Nie zabijaj. I nie rań

Szykowałem następny blogowy wpis o zabijaniu zwierząt ze względów religijnych. Tymczasem ze względów religijnych pozabijano ludzi.

Publikacja: 12.01.2015 20:39

Stanisław Remuszko

Stanisław Remuszko

Foto: rp.pl

Z jednej strony jest już po ptokach. Owszem, fanatycy zamordowali kilkanaście bezbronnych osób, ale odpowiednie służby szybko wyśledziły morderców i przykładnie ich zastrzeliły, ulicami Paryża zaś przeszła poprawna wielotysięczna manifestacja w obronie zagrożonych europejskich wartości. Politycy z najwyższych półek krajowych i międzynarodowych zgodnie wyrazili przed kamerami i mikrofonami swe święte oburzenie, media mają robotę na długie styczniowe wieczory. a odbiorcy – w ciepełku domowych pieleszy – mogą sobie spokojnie przebierać w autorytatywnych opiniach papierowych i elektronicznych. Cisza, spokój, było, minęło...

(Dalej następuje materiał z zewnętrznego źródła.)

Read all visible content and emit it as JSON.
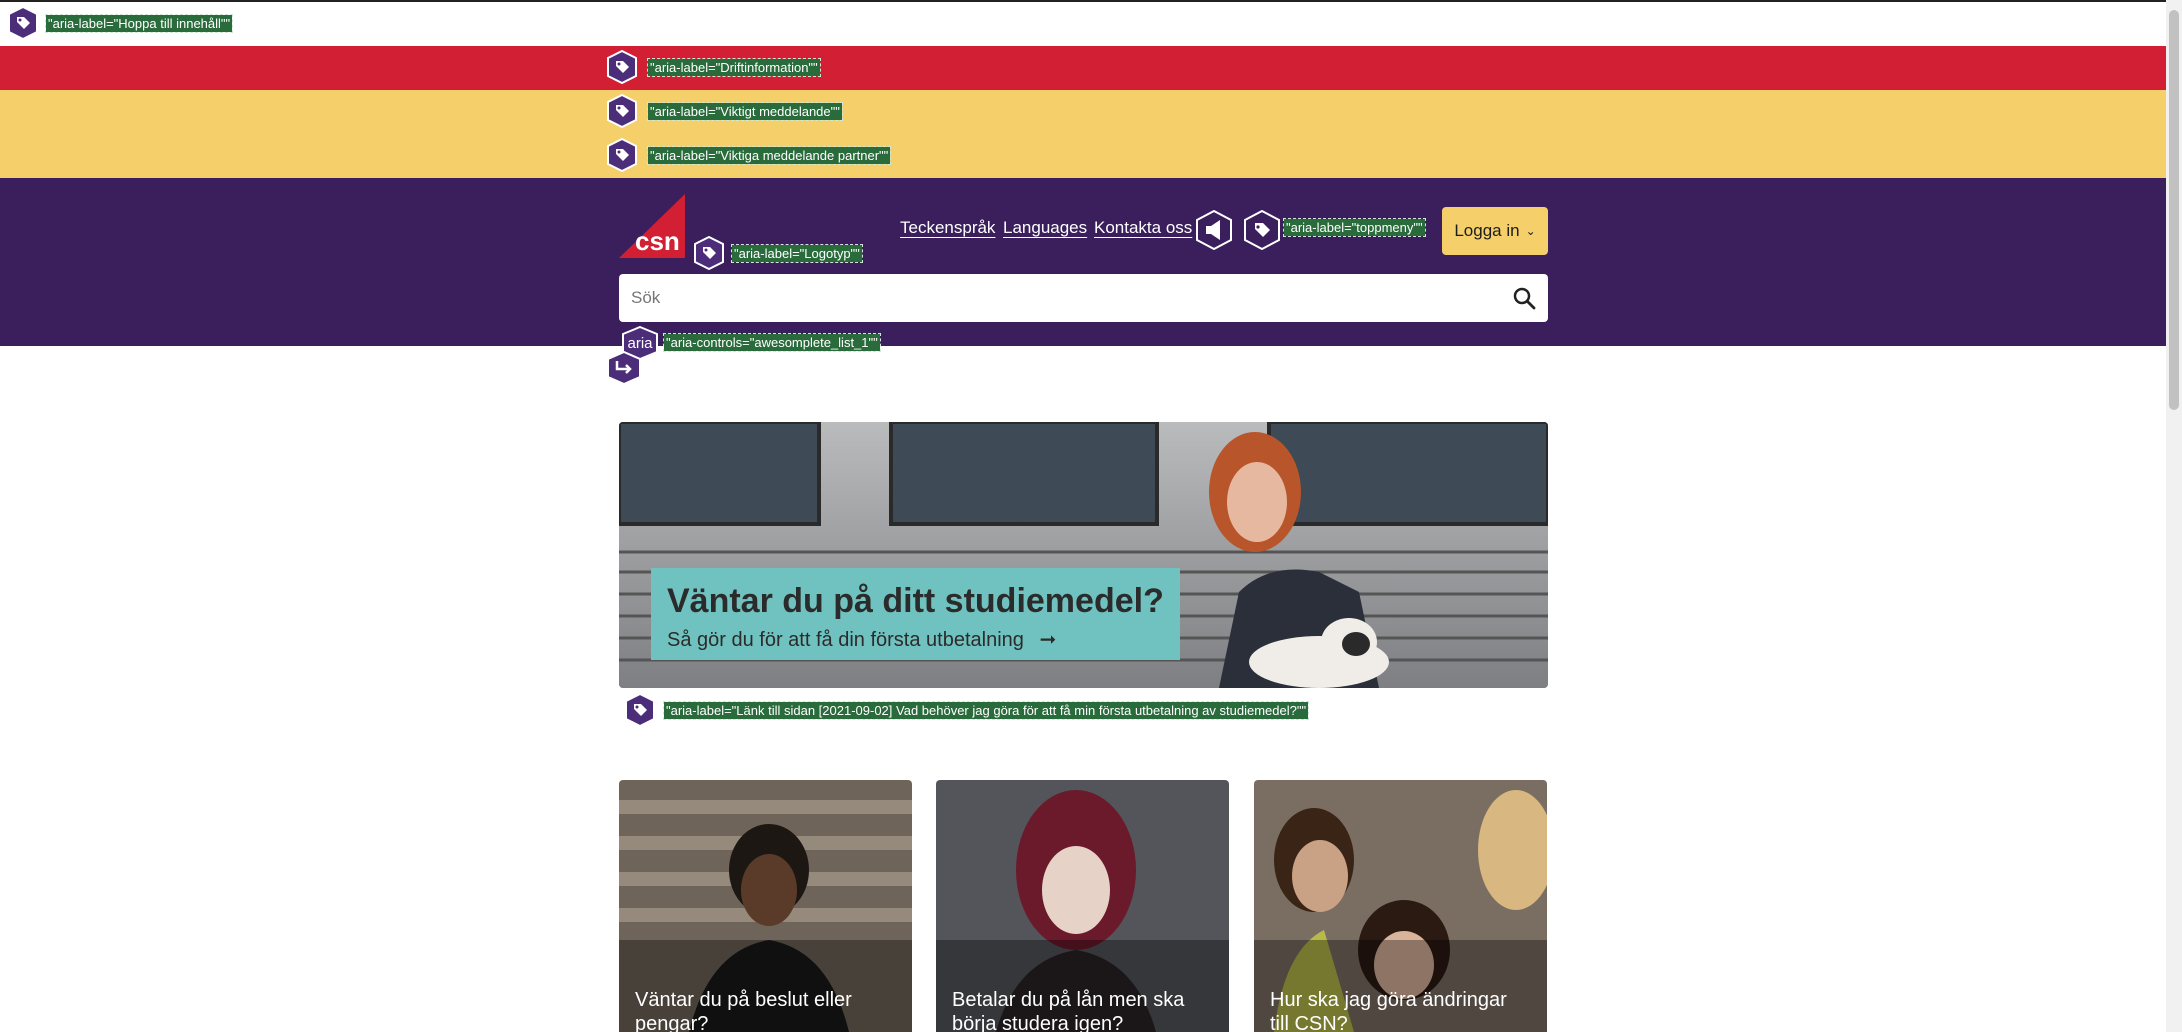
{
  "overlay_labels": {
    "skip_link": "\"aria-label=\"Hoppa till innehåll\"\"",
    "drift": "\"aria-label=\"Driftinformation\"\"",
    "viktigt": "\"aria-label=\"Viktigt meddelande\"\"",
    "partner": "\"aria-label=\"Viktiga meddelande partner\"\"",
    "logotyp": "\"aria-label=\"Logotyp\"\"",
    "toppmeny": "\"aria-label=\"toppmeny\"\"",
    "controls": "\"aria-controls=\"awesomplete_list_1\"\"",
    "hero_link": "\"aria-label=\"Länk till sidan [2021-09-02] Vad behöver jag göra för att få min första utbetalning av studiemedel?\"\""
  },
  "aria_mini_text": "aria",
  "header": {
    "logo_text": "csn",
    "links": [
      "Teckenspråk",
      "Languages",
      "Kontakta oss"
    ],
    "login_label": "Logga in"
  },
  "search": {
    "placeholder": "Sök"
  },
  "hero": {
    "title": "Väntar du på ditt studiemedel?",
    "subtitle": "Så gör du för att få din första utbetalning"
  },
  "cards": [
    {
      "title": "Väntar du på beslut eller pengar?"
    },
    {
      "title": "Betalar du på lån men ska börja studera igen?"
    },
    {
      "title": "Hur ska jag göra ändringar till CSN?"
    }
  ],
  "colors": {
    "red_band": "#d21f34",
    "yellow_band": "#f4cf6a",
    "purple_band": "#3a1f5c",
    "teal_caption": "#6fc2bf",
    "overlay_label_bg": "#2a6b3c"
  }
}
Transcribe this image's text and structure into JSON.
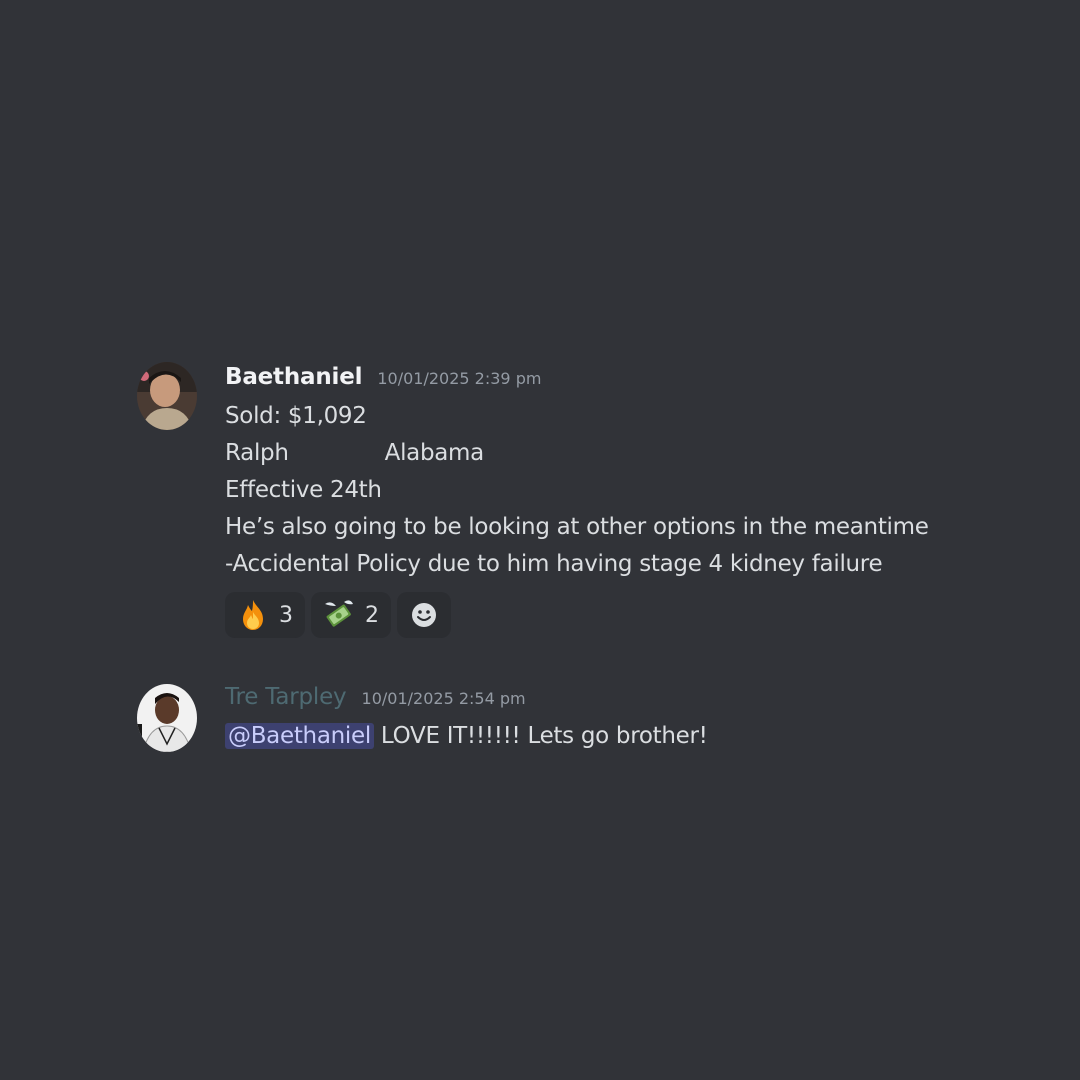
{
  "messages": [
    {
      "author": "Baethaniel",
      "timestamp": "10/01/2025 2:39 pm",
      "lines": {
        "sold": "Sold: $1,092",
        "name": "Ralph",
        "state": "Alabama",
        "effective": "Effective 24th",
        "note": "He’s also going to be looking at other options in the meantime",
        "policy": "-Accidental Policy due to him having stage 4 kidney failure"
      },
      "reactions": [
        {
          "emoji": "fire-icon",
          "count": "3"
        },
        {
          "emoji": "money-with-wings-icon",
          "count": "2"
        }
      ]
    },
    {
      "author": "Tre Tarpley",
      "timestamp": "10/01/2025 2:54 pm",
      "mention": "@Baethaniel",
      "text": " LOVE IT!!!!!! Lets go brother!"
    }
  ],
  "colors": {
    "background": "#313338",
    "reaction_bg": "#2b2d31",
    "mention_bg": "#5865f24d",
    "muted_author": "#4e6a72"
  }
}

Ja jednak zachęcałbym P.T. Czytelników do specyficznej lektury dodatkowej. Proszę mianowicie zajrzeć POD rozmaite „teksty na temat” (polecam „Ołówek kontra ołów” Marka Magierowskiego oraz – przewrotnie! – stanowisko Helsińskiej Fundacji Praw Człowieka*) i przeczytać komentarze przejętych szarych ludzi, normalnych kobiet i mężczyzn, zwykłych myślących internautów. Ileż tam wnikliwych analiz, celnych wniosków, zdrowego rozsądku i dobrej woli! Oto szczera spontaniczna publicystyka obywatelska co się zowie!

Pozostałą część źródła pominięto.